Healthcare data is a mess. Academic medicine is perhaps starting to realize this uncomfortable fact as it contemplates the use of Big Data to improve the traditional medical research approach, but those of us who have been in the trenches of population health management (PHM) for more than a decade are well versed in the challenges of refining health care data into a high-quality and actionable data set.
In a recent editorial, “Large databases (Big Data) and Evidence-Based Medicine” (European Journal of Internal Medicine, 2018-07-01, Volume 53, Pages 1-2), the authors appropriately recognize the limitations of the traditional Randomized Control Trial (RCT) and suggest that Big Data analytics utilizing data from electronic health records (EHRs) and other sources could improve the development of evidence-based medicine (EBM) guidelines and protocols.
As the article notes:
“Many evidence-generating RCTs do not consider the complexity of patients assessed in everyday practice. Even when a trial is targeted to the elderly, the population enrolled is usually highly selected. Older patients, and women especially, are strikingly under-represented in RCTs, and patients with multimorbidity, a common phenomenon in older ages, are generally excluded. In addition, RCTs rarely address heterogeneity of the older population determined by occurrence or absence of multimorbidity, disability, polypharmacotherapy, factors which can influence a patient’s initial level of risk for a given outcome, responsiveness to treatment, or vulnerability to adverse effects.”

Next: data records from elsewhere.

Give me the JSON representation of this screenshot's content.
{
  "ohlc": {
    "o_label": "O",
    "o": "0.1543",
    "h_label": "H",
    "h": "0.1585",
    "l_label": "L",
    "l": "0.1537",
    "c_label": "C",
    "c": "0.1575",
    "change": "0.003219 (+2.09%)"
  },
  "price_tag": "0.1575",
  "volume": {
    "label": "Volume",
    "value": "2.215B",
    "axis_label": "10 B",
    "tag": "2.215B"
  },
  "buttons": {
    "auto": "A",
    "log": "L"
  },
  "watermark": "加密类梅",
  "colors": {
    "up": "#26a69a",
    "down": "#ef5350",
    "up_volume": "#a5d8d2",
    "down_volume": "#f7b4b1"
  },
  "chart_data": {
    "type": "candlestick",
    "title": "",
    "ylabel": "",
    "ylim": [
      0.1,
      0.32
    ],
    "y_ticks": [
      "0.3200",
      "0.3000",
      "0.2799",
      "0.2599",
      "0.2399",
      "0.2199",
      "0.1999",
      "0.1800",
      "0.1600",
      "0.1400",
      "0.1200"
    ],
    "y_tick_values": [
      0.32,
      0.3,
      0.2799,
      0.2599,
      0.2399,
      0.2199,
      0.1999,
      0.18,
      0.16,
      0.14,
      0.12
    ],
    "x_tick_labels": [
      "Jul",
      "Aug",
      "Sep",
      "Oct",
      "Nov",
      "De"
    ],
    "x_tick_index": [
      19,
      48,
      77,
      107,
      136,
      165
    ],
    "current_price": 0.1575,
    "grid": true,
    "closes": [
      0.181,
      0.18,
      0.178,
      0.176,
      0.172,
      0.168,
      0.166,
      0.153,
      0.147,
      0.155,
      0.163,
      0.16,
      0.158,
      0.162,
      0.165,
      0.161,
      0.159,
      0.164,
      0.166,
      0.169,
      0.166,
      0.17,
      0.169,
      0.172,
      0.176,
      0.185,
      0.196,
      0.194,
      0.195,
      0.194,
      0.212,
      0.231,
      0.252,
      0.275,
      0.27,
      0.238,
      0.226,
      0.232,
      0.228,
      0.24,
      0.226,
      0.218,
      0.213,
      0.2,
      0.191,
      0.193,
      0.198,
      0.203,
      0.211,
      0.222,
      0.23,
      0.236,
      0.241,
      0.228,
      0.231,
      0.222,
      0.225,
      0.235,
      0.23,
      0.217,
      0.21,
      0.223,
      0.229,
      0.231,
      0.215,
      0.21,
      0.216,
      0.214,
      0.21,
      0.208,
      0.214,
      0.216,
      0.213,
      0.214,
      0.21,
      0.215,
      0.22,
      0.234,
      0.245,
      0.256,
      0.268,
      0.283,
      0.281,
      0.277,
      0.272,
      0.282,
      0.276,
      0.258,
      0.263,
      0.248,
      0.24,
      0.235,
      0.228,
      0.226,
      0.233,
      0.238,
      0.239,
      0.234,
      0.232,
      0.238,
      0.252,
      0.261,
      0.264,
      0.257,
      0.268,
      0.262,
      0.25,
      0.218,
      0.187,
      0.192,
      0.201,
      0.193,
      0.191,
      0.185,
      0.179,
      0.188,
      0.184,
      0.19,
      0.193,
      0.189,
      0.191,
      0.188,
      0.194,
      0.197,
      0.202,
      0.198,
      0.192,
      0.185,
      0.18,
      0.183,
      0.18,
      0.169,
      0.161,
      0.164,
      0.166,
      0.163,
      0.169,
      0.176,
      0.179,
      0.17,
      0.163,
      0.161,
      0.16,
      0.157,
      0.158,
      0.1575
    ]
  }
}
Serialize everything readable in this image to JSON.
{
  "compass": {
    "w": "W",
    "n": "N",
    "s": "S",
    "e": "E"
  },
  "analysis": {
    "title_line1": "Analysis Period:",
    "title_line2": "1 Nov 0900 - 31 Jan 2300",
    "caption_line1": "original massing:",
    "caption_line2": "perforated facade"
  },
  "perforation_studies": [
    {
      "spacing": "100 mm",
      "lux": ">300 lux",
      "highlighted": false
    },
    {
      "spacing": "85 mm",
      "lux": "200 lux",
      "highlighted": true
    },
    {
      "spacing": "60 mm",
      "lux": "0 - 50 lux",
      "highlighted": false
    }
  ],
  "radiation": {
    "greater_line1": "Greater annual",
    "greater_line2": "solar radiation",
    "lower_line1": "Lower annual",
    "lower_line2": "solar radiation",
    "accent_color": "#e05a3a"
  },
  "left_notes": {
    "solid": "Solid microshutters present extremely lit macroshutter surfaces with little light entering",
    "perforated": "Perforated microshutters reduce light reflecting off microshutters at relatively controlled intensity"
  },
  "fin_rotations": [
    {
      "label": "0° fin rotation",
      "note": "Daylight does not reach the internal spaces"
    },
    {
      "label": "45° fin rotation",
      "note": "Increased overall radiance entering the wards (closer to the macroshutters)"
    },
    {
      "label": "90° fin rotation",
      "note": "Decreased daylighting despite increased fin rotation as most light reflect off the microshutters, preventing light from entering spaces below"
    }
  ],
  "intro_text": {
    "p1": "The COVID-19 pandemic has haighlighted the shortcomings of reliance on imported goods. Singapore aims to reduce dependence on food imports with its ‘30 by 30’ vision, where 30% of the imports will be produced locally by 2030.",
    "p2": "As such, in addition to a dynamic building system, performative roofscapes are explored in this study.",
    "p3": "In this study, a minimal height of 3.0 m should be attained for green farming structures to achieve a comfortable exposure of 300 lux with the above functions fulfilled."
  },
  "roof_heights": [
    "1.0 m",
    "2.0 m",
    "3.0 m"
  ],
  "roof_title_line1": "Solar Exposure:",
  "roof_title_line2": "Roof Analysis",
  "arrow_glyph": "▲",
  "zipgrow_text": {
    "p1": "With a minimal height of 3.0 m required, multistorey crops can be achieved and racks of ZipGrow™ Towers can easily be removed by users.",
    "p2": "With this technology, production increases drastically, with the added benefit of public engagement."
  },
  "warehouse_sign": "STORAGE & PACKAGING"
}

The thought that aggregating data from multiple EHRs and applying Big Data analytics to the data set is a good one, however the current reality is that this approach is a significant challenge that requires the use of specialized technology and human capital. Let’s take a look at some of the reasons applying Big Data analytics to aggregated EHR data is much easier said than done and why experience and the right technology are critical for success as I see it:
Terminology Overload – There are a large number of terminologies (also called code sets, dictionaries, etc.) used by EHR vendors, and many of these terminologies are custom and unique to the EHR vendor. Making sense of EHR data requires translation, mapping, and grouping of data in order to normalize it and make it actionable. Clinicians work with many hundreds of different terminologies, and about two-thirds of them are custom.

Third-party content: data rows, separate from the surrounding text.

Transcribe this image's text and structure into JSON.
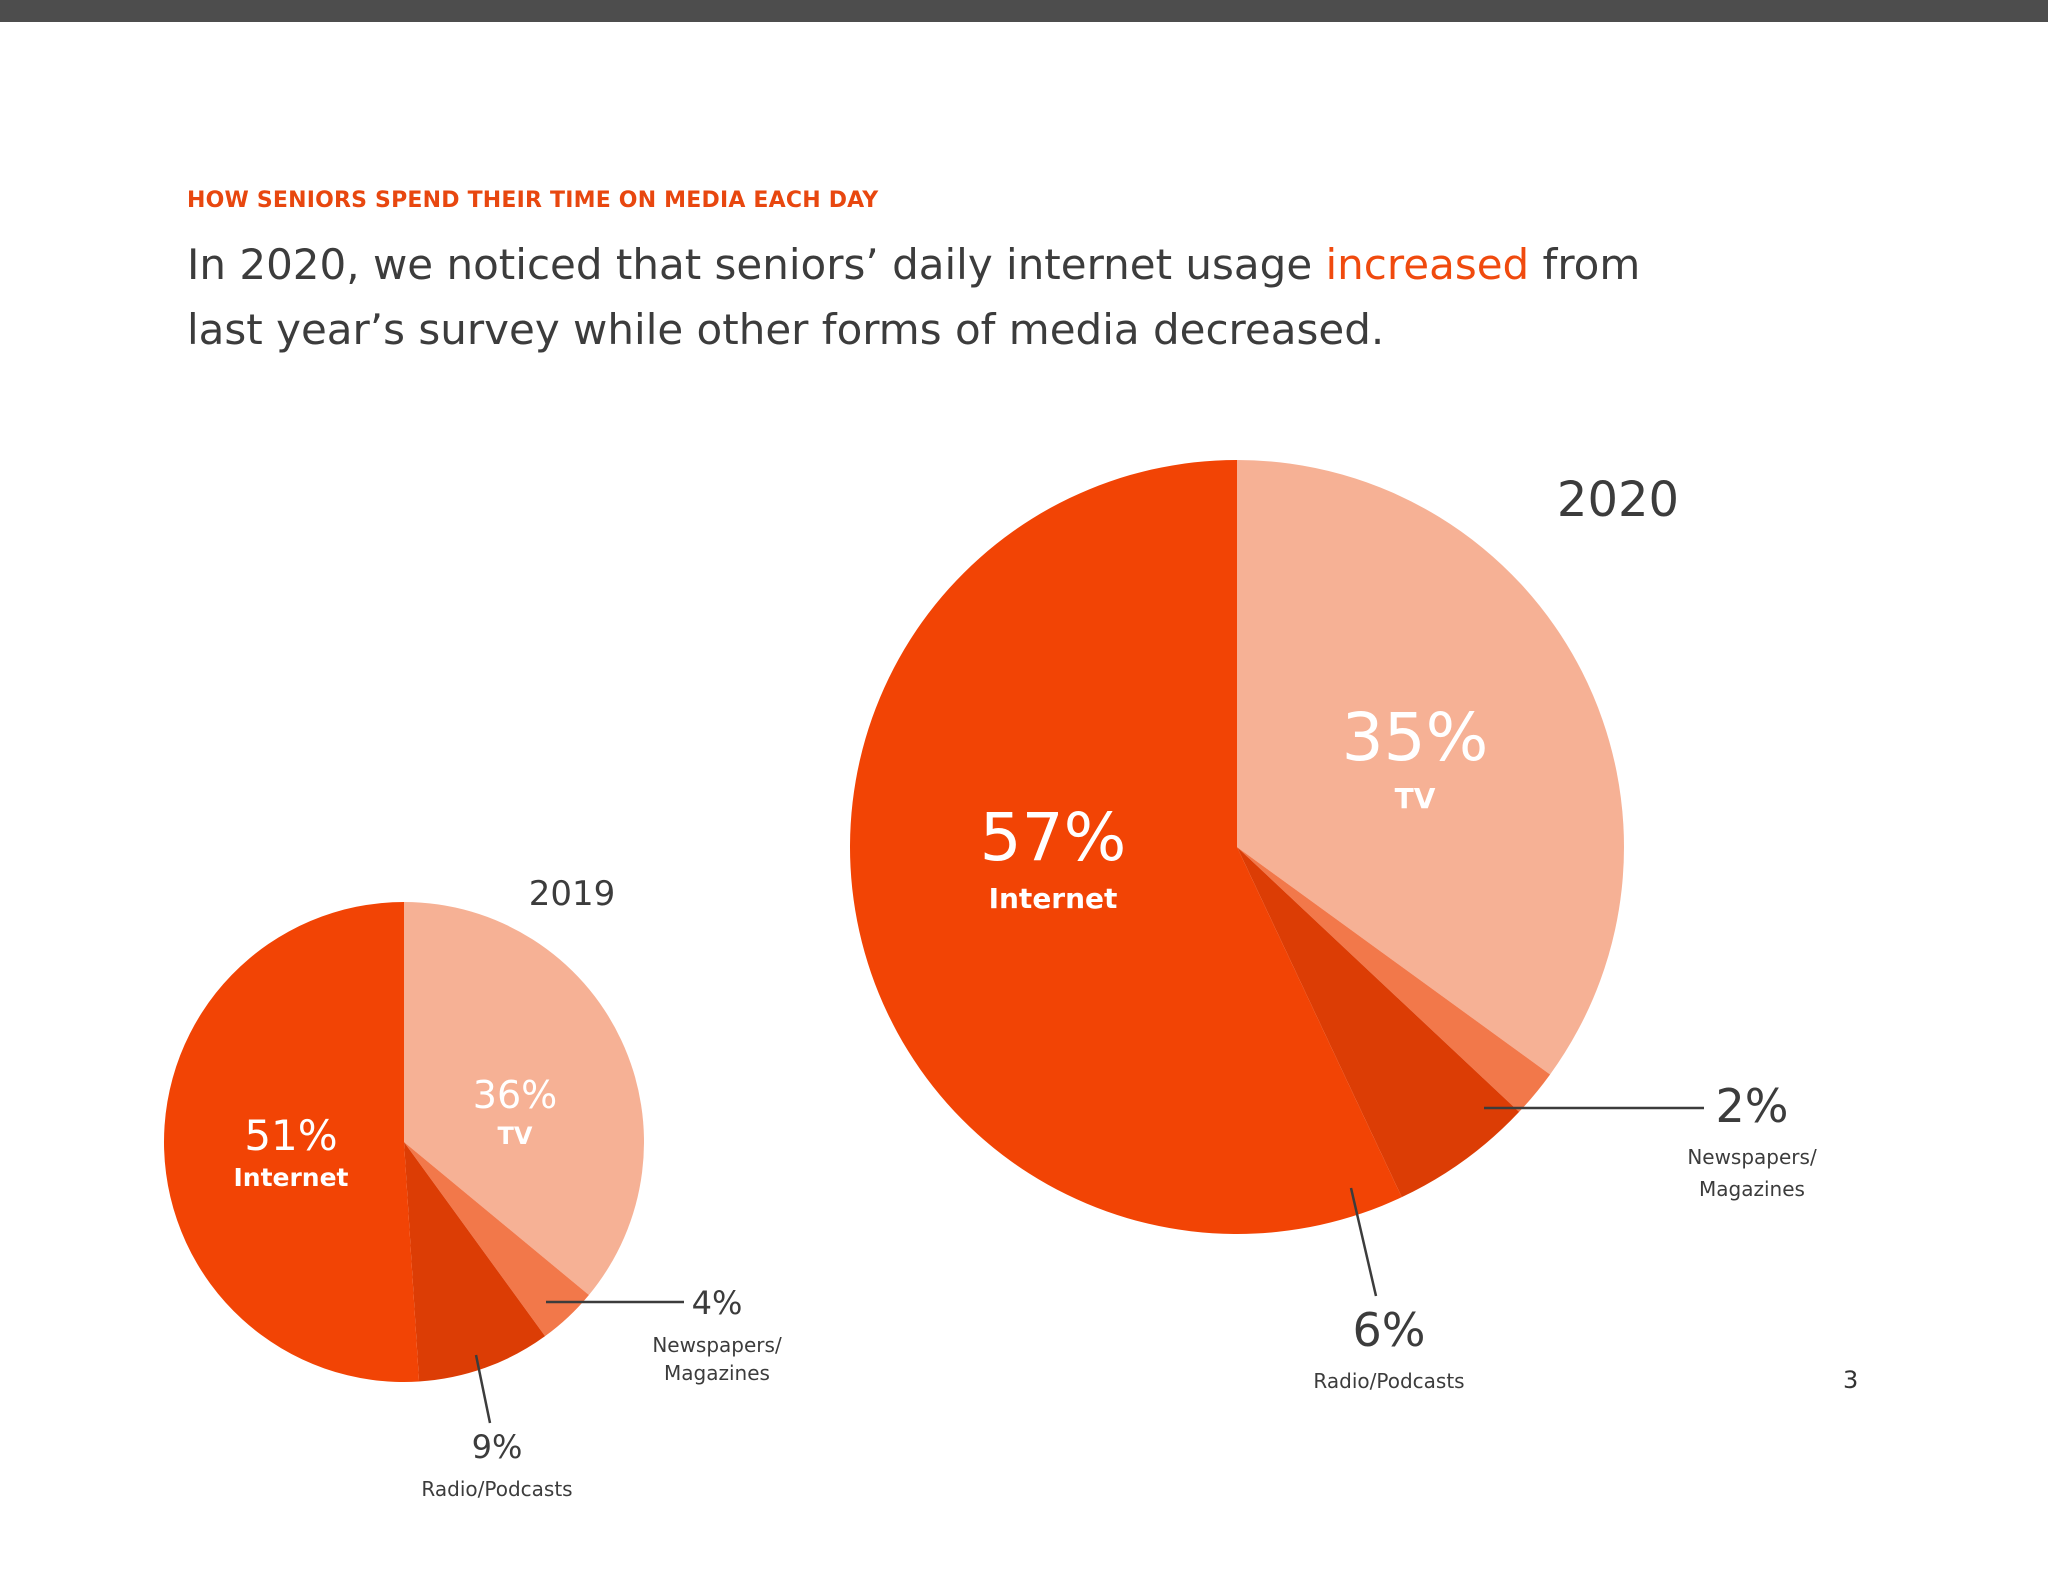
{
  "header": {
    "kicker": "HOW SENIORS SPEND THEIR TIME ON MEDIA EACH DAY",
    "headline_part1": "In 2020, we noticed that seniors’ daily internet usage ",
    "headline_highlight": "increased",
    "headline_part2": " from last year’s survey while other forms of media decreased."
  },
  "page_number": "3",
  "colors": {
    "Internet": "#f24405",
    "TV": "#f6b195",
    "Newspapers/Magazines": "#f2784a",
    "Radio/Podcasts": "#dc3d05",
    "accent": "#e8470f"
  },
  "chart_data": [
    {
      "type": "pie",
      "title": "2019",
      "categories": [
        "TV",
        "Newspapers/Magazines",
        "Radio/Podcasts",
        "Internet"
      ],
      "values": [
        36,
        4,
        9,
        51
      ],
      "labels": [
        {
          "pct": "36%",
          "name": "TV"
        },
        {
          "pct": "4%",
          "name_lines": [
            "Newspapers/",
            "Magazines"
          ]
        },
        {
          "pct": "9%",
          "name": "Radio/Podcasts"
        },
        {
          "pct": "51%",
          "name": "Internet"
        }
      ]
    },
    {
      "type": "pie",
      "title": "2020",
      "categories": [
        "TV",
        "Newspapers/Magazines",
        "Radio/Podcasts",
        "Internet"
      ],
      "values": [
        35,
        2,
        6,
        57
      ],
      "labels": [
        {
          "pct": "35%",
          "name": "TV"
        },
        {
          "pct": "2%",
          "name_lines": [
            "Newspapers/",
            "Magazines"
          ]
        },
        {
          "pct": "6%",
          "name": "Radio/Podcasts"
        },
        {
          "pct": "57%",
          "name": "Internet"
        }
      ]
    }
  ]
}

Vendor Inconsistency – The terminologies used by an EHR vendor often vary between products and even between versions of the same product. Updates to existing EHR software often change the way data is stored, which requires changes to how data is normalized. EHR vendors often do not communicate such changes, which adds another layer of complexity and increases the risk of missing data and inaccurate translation.
Provider Variability – How EHRs are used has an impact on data quality. Providers and staff members often do not use their EHR in the same way, which means pertinent information can be inconsistently and incompletely aggregated and normalized. Important data can be easily missed due to this variability in use.
Market Issues – Providers and their health care systems rip and replace their EHRs with some regularity, often multiple times. This affects data quality, because pertinent information may not be available in the latest EHR. Data from the last EHR is often not “copied over” to the next EHR due to the cost of doing this accurately for all of the reasons mentioned here.
EHR Coverage – Many patients who may be considered for or enrolled in a study do not receive all of their care at the academic medical centers participating in the study. This means that the information in EHRs used by community-based primary care and specialty care providers is important. Interfaces with multiple different EHR vendors and instances of each vendor’s products will be needed to keep aggregated and normalized data set as complete and up-to-date as possible. This is often a logistical challenge and the EHR vendors often charge for these interfaces. Likely recognizing some of these complexities, the authors said, “The need for large volumes of data could be met by the collaboration of many medical institutions sharing a common terminological system.” However, if you create your own terminology you are still in the business of data aggregation and normalization – normalization to your own terminology, so this really doesn’t affect the complexity of the work required.
The authors went on to conclude, “The possibility that huge amounts of data from electronic health records may be analyzed and combined to identify best therapeutical [sic] options by assessment of matched cases, opens a complete [sic] new scenario about patient management and medical evidence.”
I do believe that Big Data analytics utilizing data from EHRs and multiple other sources is promising and should be studied to determine how such analytics can improve the accuracy of medical research, however, the complexities of data aggregation and normalization from multiple systems are non-trivial and will require the right technology and experience to allow these efforts to succeed.